Alabama Always, one of the plaintiffs in the Open Meetings Act lawsuit, finished 26 out of 38 in the scoring for an integrated facility license. Five were awarded on August 10

"In the end the constant delays only hurt the Alabamians the program was designed to help," Barton said. 

Will Somerville, an attorney for Alabama Always, said earlier in the week that his client was "told at the very beginning if you're in a position to begin cultivation within 60 days, if you're in a position to get production ramped up quickly, so you can provide medicine to people's bodies as quickly as possible then you will be in the best position to get a license. Well, they did that. They spent a lot of money to do that, and then this irrational scoring process saw them ranked number 25. They want a license, and they continue to think with a fair process, they've got a really good chance of getting a license because they're really one of the five best applicants."

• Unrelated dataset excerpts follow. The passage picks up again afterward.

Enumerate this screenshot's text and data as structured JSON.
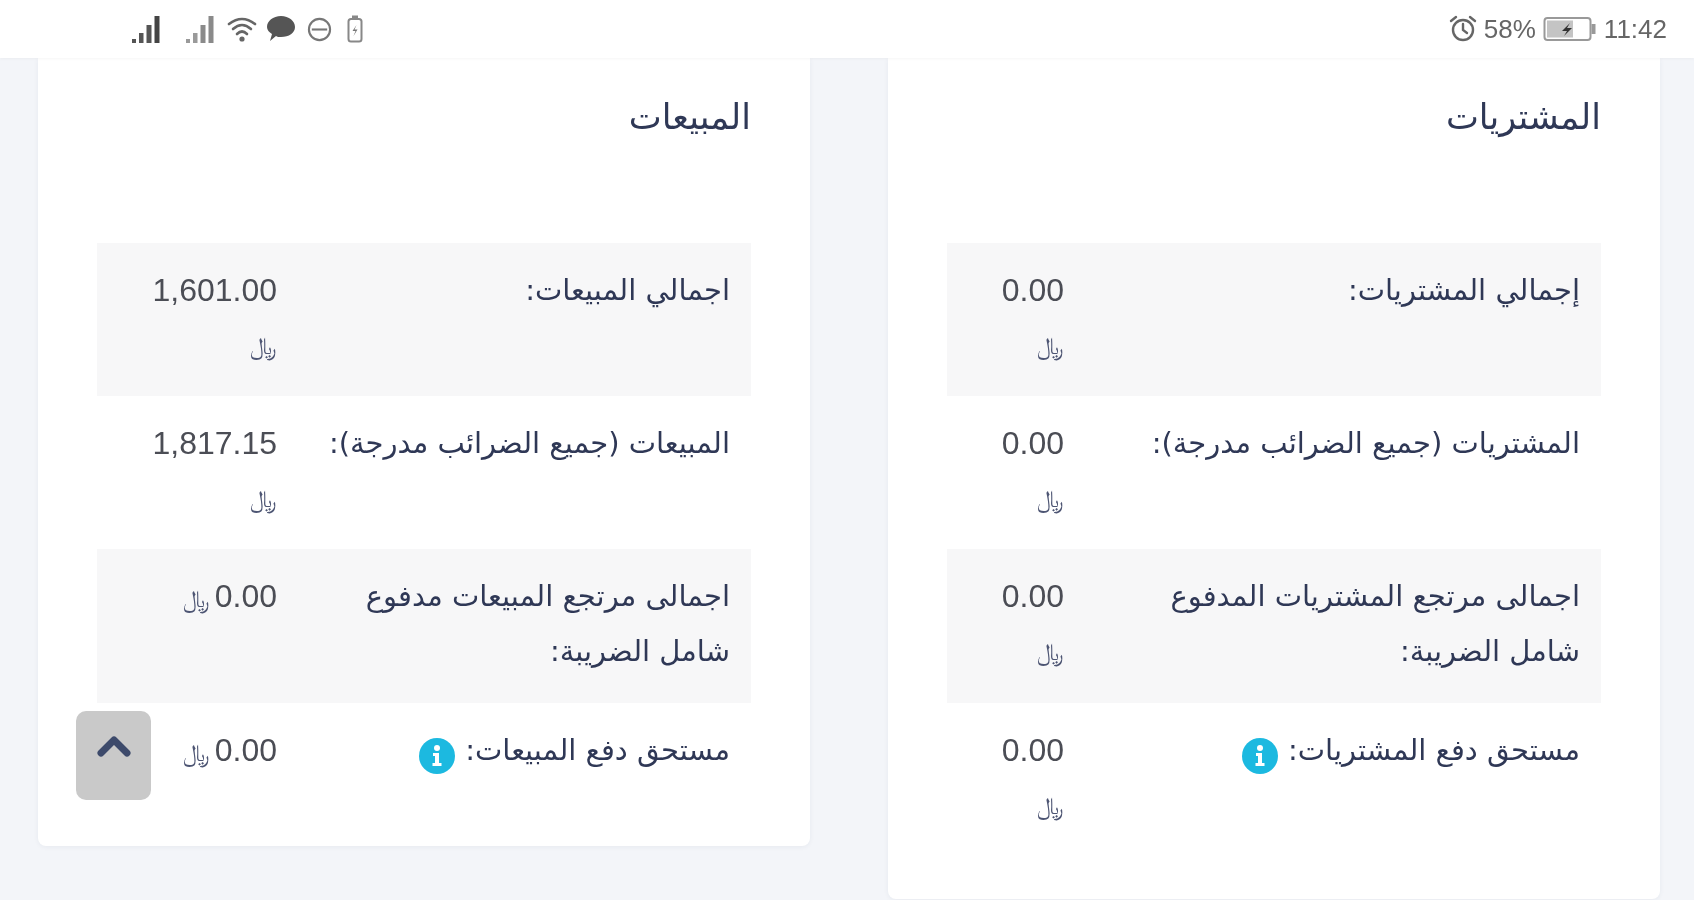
{
  "status_bar": {
    "battery": "58%",
    "time": "11:42"
  },
  "cards": [
    {
      "title": "المشتريات",
      "rows": [
        {
          "label": "إجمالي المشتريات:",
          "amount": "0.00",
          "currency": "﷼",
          "info": false
        },
        {
          "label": "المشتريات (جميع الضرائب مدرجة):",
          "amount": "0.00",
          "currency": "﷼",
          "info": false
        },
        {
          "label": "اجمالى مرتجع المشتريات المدفوع شامل الضريبة:",
          "amount": "0.00",
          "currency": "﷼",
          "info": false
        },
        {
          "label": "مستحق دفع المشتريات:",
          "amount": "0.00",
          "currency": "﷼",
          "info": true
        }
      ]
    },
    {
      "title": "المبيعات",
      "rows": [
        {
          "label": "اجمالي المبيعات:",
          "amount": "1,601.00",
          "currency": "﷼",
          "info": false
        },
        {
          "label": "المبيعات (جميع الضرائب مدرجة):",
          "amount": "1,817.15",
          "currency": "﷼",
          "info": false
        },
        {
          "label": "اجمالى مرتجع المبيعات مدفوع شامل الضريبة:",
          "amount": "0.00",
          "currency": "﷼",
          "info": false
        },
        {
          "label": "مستحق دفع المبيعات:",
          "amount": "0.00",
          "currency": "﷼",
          "info": true
        }
      ]
    }
  ]
}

However, the lawsuits aren't just from companies scoring poorly on the commission's grading system. Verano Alabama, LLC, the only company initially awarded an integrated facility license in June that didn't get a license the second time around in August, filed a separate lawsuit against AMCC in Montgomery County Circuit Court recently and asked the court to reverse the commission's decision in August to void Verano's license awarded in June. Verano Alabama is a venture of the multi-state cannabis company Verano Holdings. 

Verano Alabama received the highest ranking from AMCC's evaluators in both award rounds but didn't receive a license on August 10. 

James Leventis, executive vice president of legal, regulatory & government affairs for Verano Alabama's parent company, Verano Holdings, told 1819 News on Thursday that "Almost every state that does this in the last decade has sought to issue licenses based on objective, blind scoring through applications where the company's names are scrubbed, the executives' names are scrubbed. You're basing the score based on their experience and how well they'll come in and hit the ground running day one."

"The biggest messes that I see state-by-state are the ones that deviate from that process and begin to issue licenses based on personal or political preference of individuals," Leventis said. "There have been issues with licensing processes before, but I foresee that if this continues and they continue to illegally void, re-do the process and re-award licenses, take a third, fourth, fifth, twentieth bite at the apple… you're going to have a Georgia situation where we're sitting here for years and the patients are unable to get medicine that they need for their conditions. We went into court for a very tactical, reasonable resolution to this to set the process back to where it legally sat in June with the award of licenses to the most qualified applicants and that's what we're seeking here." 

Leventis said, "The commission awarded licenses. They stayed that process and then they voided it and re-awarded licenses. They did that all under a very public context of 'We found all these tabulation errors. We need to fix this so that the correct applicants are being awarded licenses based on the correct scores.' Verano Alabama's score went up sixteen points and we continue to be today the top scoring applicant. Our score only improved. Our margins only improved."

"It appears to have been a trojan horse to take a second bite at the apple and award licenses based on personal preference. Unfortunately, that's what appears to have happened and we're seeking to undo that and reset this process to where it legally should have been," Leventis said.